Re: [OMPI devel] Q: MPI-RTE / ompi_proc_t vs. ompi_process_info_t ?

2013-12-18 Thread Thomas Naughton

Hi Ralph,

OK, thanks for clarification and code pointers. 
I'll update "rte.h" to reflect the updates.


Thanks,
--tjn

 _
  Thomas Naughton  naught...@ornl.gov
  Research Associate   (865) 576-4184


On Wed, 18 Dec 2013, Ralph Castain wrote:


There is no relation at all between ompi_proc_t and ompi_process_info_t. The 
ompi_proc_t is defined in the MPI layer and is used in that layer in various 
places very much like orte_proc_t is used in the ORTE layer.

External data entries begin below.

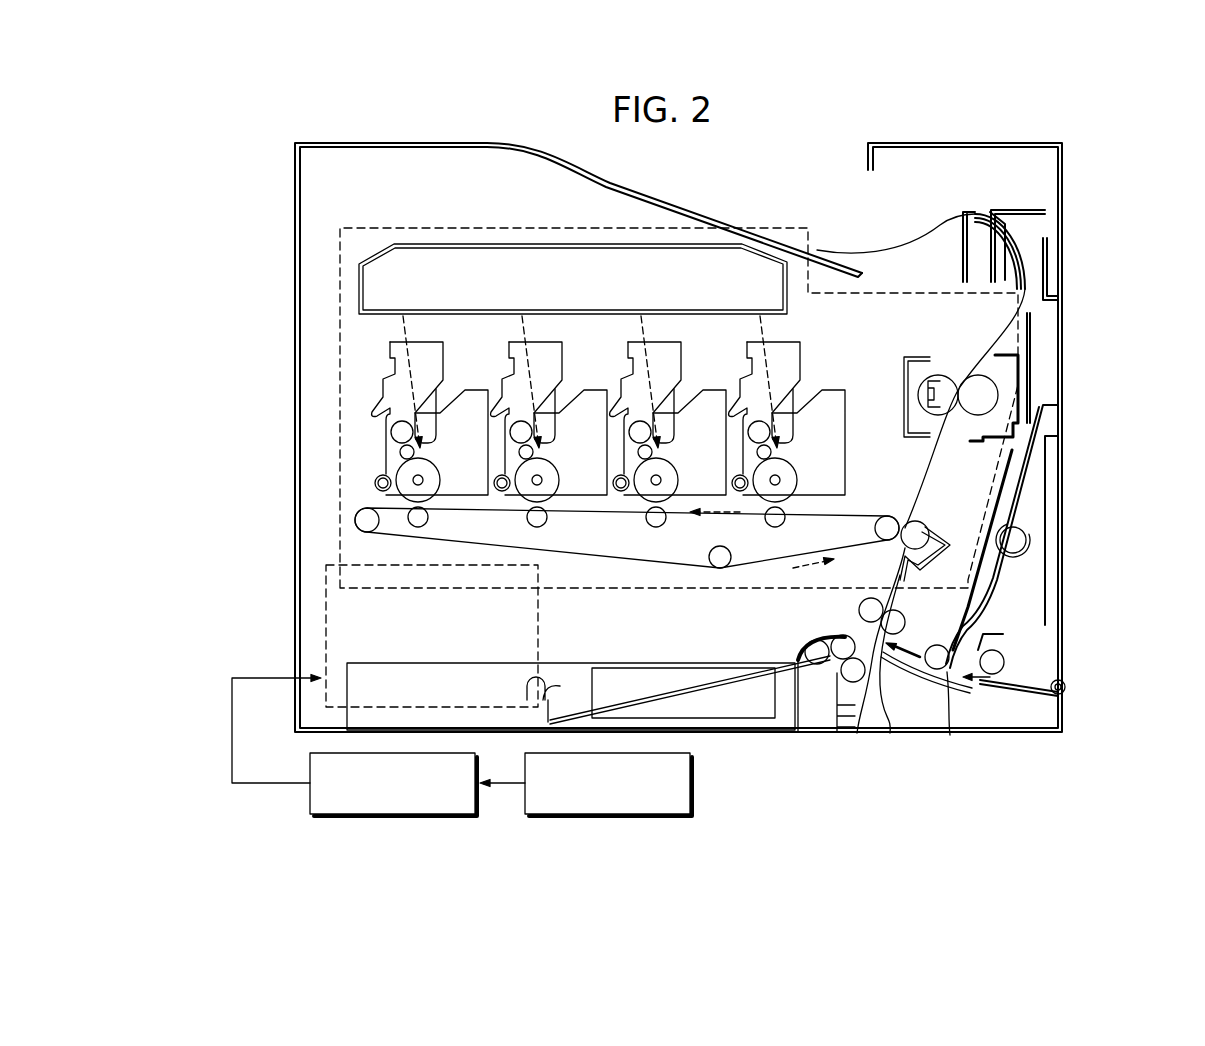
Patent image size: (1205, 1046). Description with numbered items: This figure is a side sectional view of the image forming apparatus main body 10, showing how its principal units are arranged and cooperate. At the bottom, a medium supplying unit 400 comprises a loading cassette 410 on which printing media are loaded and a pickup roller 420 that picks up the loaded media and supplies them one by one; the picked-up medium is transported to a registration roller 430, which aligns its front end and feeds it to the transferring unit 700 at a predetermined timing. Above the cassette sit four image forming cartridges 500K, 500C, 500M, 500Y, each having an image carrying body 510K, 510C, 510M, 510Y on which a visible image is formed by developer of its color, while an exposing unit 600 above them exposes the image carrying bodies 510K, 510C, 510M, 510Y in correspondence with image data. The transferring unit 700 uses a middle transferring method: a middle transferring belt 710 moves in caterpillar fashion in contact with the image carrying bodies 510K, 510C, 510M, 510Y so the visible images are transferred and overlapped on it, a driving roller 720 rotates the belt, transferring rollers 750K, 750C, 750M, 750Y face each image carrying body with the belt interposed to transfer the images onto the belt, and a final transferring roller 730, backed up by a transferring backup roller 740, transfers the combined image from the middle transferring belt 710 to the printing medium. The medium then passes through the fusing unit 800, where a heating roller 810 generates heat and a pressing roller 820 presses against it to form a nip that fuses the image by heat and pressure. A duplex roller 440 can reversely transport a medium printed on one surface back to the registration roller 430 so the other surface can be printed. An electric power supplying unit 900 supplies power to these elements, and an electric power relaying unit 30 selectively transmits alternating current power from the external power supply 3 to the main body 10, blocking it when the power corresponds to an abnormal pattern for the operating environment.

The image forming apparatus main body 10 is at (1086, 116).
The exposing unit 600 is at (357, 283).
The image forming cartridge 500K is at (419, 344).
The image forming cartridge 500C is at (538, 344).
The image forming cartridge 500M is at (657, 344).
The image forming cartridge 500Y is at (776, 344).
The image carrying body 510K is at (421, 483).
The image carrying body 510C is at (540, 483).
The image carrying body 510M is at (658, 484).
The image carrying body 510Y is at (778, 484).
The transferring unit 700 is at (679, 549).
The middle transferring belt 710 is at (595, 564).
The driving roller 720 is at (355, 520).
The final transferring roller 730 is at (930, 537).
The transferring backup roller 740 is at (882, 516).
The transferring roller 750K is at (420, 527).
The transferring roller 750C is at (538, 527).
The transferring roller 750M is at (657, 527).
The transferring roller 750Y is at (776, 527).
The fusing unit 800 is at (1052, 390).
The heating roller 810 is at (958, 378).
The pressing roller 820 is at (985, 400).
The electric power supplying unit 900 is at (325, 638).
The medium supplying unit 400 is at (908, 730).
The loading cassette 410 is at (845, 660).
The pickup roller 420 is at (816, 661).
The registration roller 430 is at (890, 650).
The duplex roller 440 is at (985, 665).
The electric power relaying unit 30 is at (395, 814).
The external power supply 3 is at (612, 814).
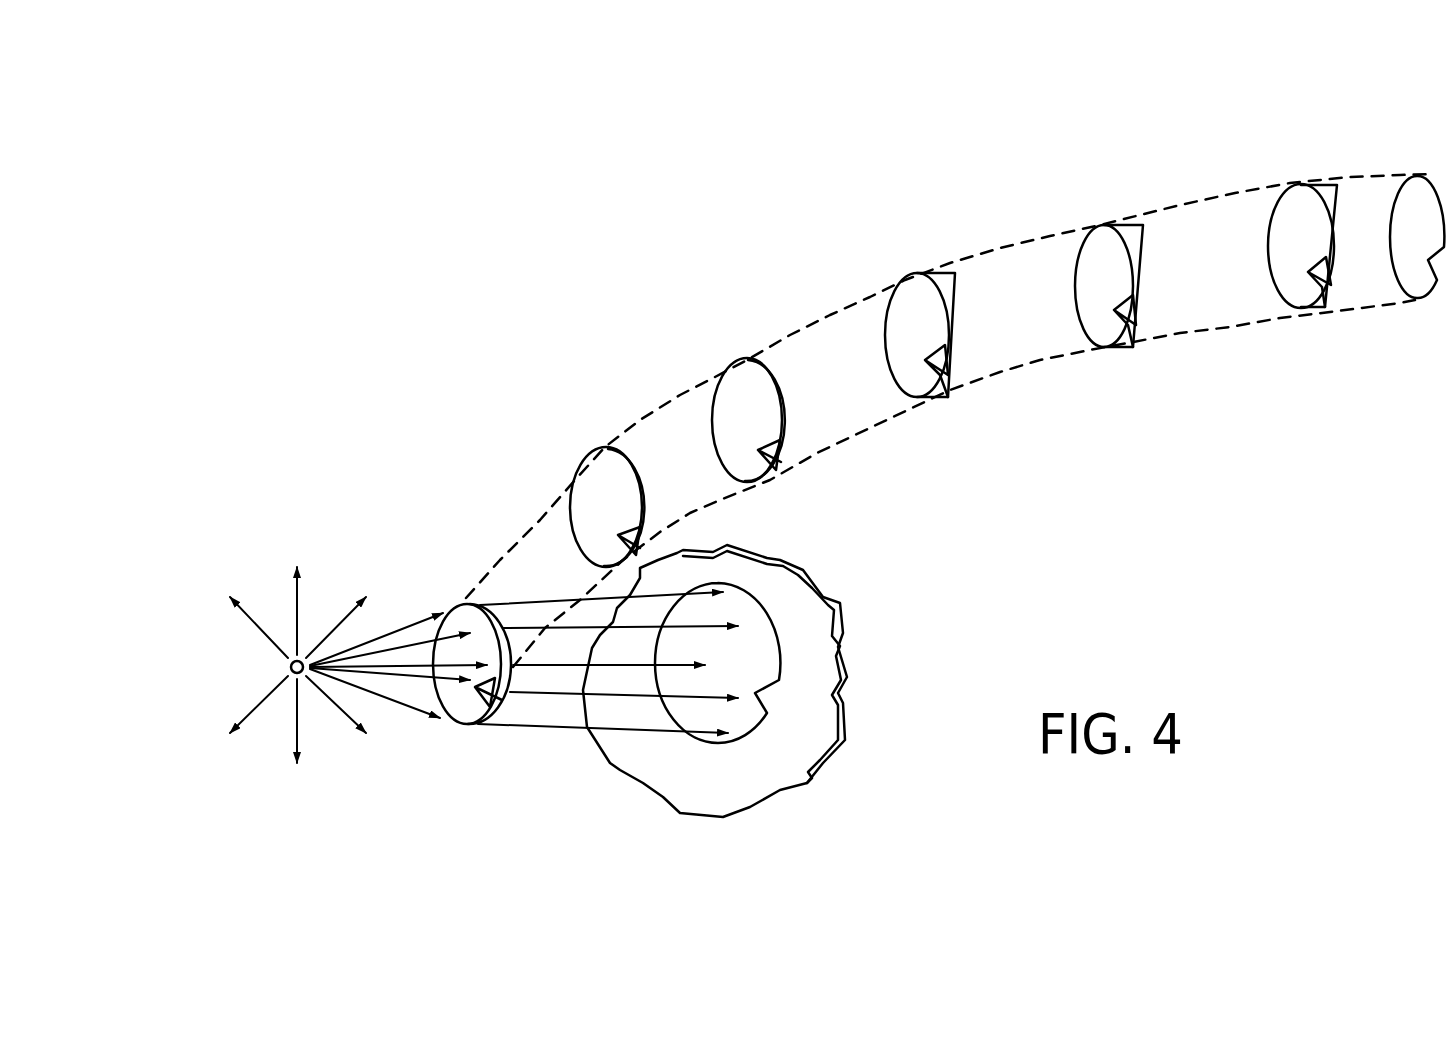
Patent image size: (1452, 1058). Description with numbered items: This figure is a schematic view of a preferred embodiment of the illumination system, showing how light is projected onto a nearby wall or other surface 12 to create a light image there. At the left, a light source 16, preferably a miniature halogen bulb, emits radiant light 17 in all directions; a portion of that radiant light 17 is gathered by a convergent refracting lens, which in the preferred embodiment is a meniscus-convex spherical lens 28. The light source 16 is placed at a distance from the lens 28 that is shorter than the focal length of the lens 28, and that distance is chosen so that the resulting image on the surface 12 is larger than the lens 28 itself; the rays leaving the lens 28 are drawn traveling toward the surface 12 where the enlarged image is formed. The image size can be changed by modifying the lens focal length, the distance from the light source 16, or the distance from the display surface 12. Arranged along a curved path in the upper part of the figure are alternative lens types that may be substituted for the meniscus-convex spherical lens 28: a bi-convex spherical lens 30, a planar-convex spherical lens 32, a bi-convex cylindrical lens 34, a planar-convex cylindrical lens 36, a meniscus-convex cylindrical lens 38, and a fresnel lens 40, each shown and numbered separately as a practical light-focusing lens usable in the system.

If you look in ompi/mca/rte/orte/rte_orte.c, you'll see how we handle the 
revised function calls. Basically, we use the process name to retrieve the 
modex data via the opal_db, and then load a pointer to the hostname into the 
ompi_proc_t proc_hostname field. Thus, the definition of ompi_proc_t remains in 
the MPI layer.

So there was no need to change the ompi/mca/rte/rte.h file, nor to #define 
anything in the component .h file - just have to modify the wrapper code inside 
the RTE component itself.

HTH
Ralph


On Dec 18, 2013, at 1:50 PM, Thomas Naughton  wrote:


Hi Ralph,

Question about the MPI-RTE interface change in r29931.  The change was not
reflected in the "ompi/mca/rte/rte.h" file.

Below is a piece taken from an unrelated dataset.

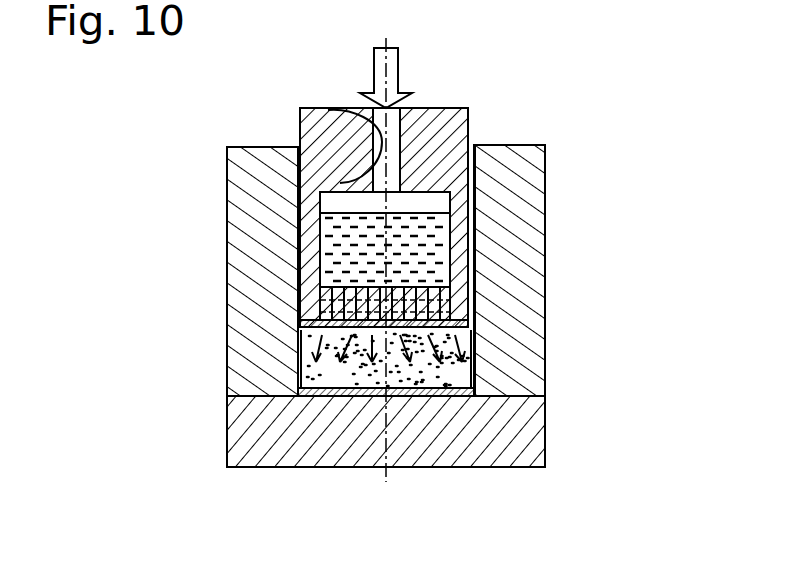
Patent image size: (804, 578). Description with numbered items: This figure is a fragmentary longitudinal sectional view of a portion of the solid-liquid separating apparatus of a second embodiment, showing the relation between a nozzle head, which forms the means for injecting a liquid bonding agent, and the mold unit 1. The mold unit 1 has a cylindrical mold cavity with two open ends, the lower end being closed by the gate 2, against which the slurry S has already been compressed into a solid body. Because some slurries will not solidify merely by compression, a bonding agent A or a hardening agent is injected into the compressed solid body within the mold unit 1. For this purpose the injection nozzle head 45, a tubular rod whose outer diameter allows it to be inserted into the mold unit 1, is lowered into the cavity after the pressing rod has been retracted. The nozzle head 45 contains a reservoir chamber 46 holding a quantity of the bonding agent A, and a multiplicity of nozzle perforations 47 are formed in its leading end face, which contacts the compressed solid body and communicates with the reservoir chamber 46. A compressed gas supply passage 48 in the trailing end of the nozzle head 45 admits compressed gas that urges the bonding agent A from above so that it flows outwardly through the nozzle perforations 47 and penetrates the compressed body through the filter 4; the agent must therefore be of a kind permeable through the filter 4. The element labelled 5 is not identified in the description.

I'm curious how the newly added "struct ompi_proc_t" relates to the "struct 
ompi_process_info_t" that is described in the "rte.h" file?

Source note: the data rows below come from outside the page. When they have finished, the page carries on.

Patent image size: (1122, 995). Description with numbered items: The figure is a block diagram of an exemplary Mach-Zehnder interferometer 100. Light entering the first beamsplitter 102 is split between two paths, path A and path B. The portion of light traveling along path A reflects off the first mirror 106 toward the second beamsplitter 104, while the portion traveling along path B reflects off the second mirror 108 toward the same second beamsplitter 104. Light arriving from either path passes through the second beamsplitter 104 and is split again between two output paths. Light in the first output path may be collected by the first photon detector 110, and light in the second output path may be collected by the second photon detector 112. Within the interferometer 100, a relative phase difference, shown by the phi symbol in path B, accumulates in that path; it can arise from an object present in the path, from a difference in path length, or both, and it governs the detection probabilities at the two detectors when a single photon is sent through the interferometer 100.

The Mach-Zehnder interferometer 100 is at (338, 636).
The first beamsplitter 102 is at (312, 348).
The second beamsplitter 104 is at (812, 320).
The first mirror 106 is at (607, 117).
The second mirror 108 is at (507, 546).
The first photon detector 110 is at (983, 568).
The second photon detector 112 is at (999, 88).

I understand the general motivation for the API change but it is less clear
to me how the information previously defined in the header changes (or does
not change)?

Thanks,
--tjn

_
 Thomas Naughton  naught...@ornl.gov
 Research Associate   (865) 576-4184


On Mon, 16 Dec 2013, svn-commit-mai...@open-mpi.org wrote:


Author: rhc (Ralph Castain)
Date: 2013-12-16 22:26:00 EST (Mon, 16 Dec 2013)
New Revision: 29931
URL: https://svn.open-mpi.org/trac/ompi/changeset/29931

Log:
Revert r29917 and replace it with a fix that resolves the thread deadlock while 
retaining the desired debug info. In an earlier commit, we had changed the 
modex accordingly:

* automatically retrieve the hostname (and all RTE info) for all procs during 
MPI_Init if nprocs < cutoff

* if nprocs > cutoff, retrieve the hostname (and all RTE info) for a proc upon 
the first call to modex_recv for that proc. This would provide the hostname for 
debugging purposes as we only report errors on messages, and so we must have 
called modex_recv to get the endpoint info

* BTLs are not to call modex_recv until they need the endpoint info for first 
message - i.e., not during add_procs so we don't call it for every process in 
the job, but only those with whom we communicate

My understanding is that only some BTLs have been modified to meet that third 
requirement, but those include the Cray ones where jobs are big enough that 
launch times were becoming an issue. Other BTLs would hopefully be modified as 
time went on and interest in using them at scale arose. Meantime, those BTLs 
would call modex_recv on every proc, and we would therefore be no worse than 
the prior behavior.

This commit revises the MPI-RTE interface to pass the ompi_proc_t instead of 
the ompi_process_name_t for the proc so that the hostname can be easily 
inserted. I have advised the ORNL folks of the change.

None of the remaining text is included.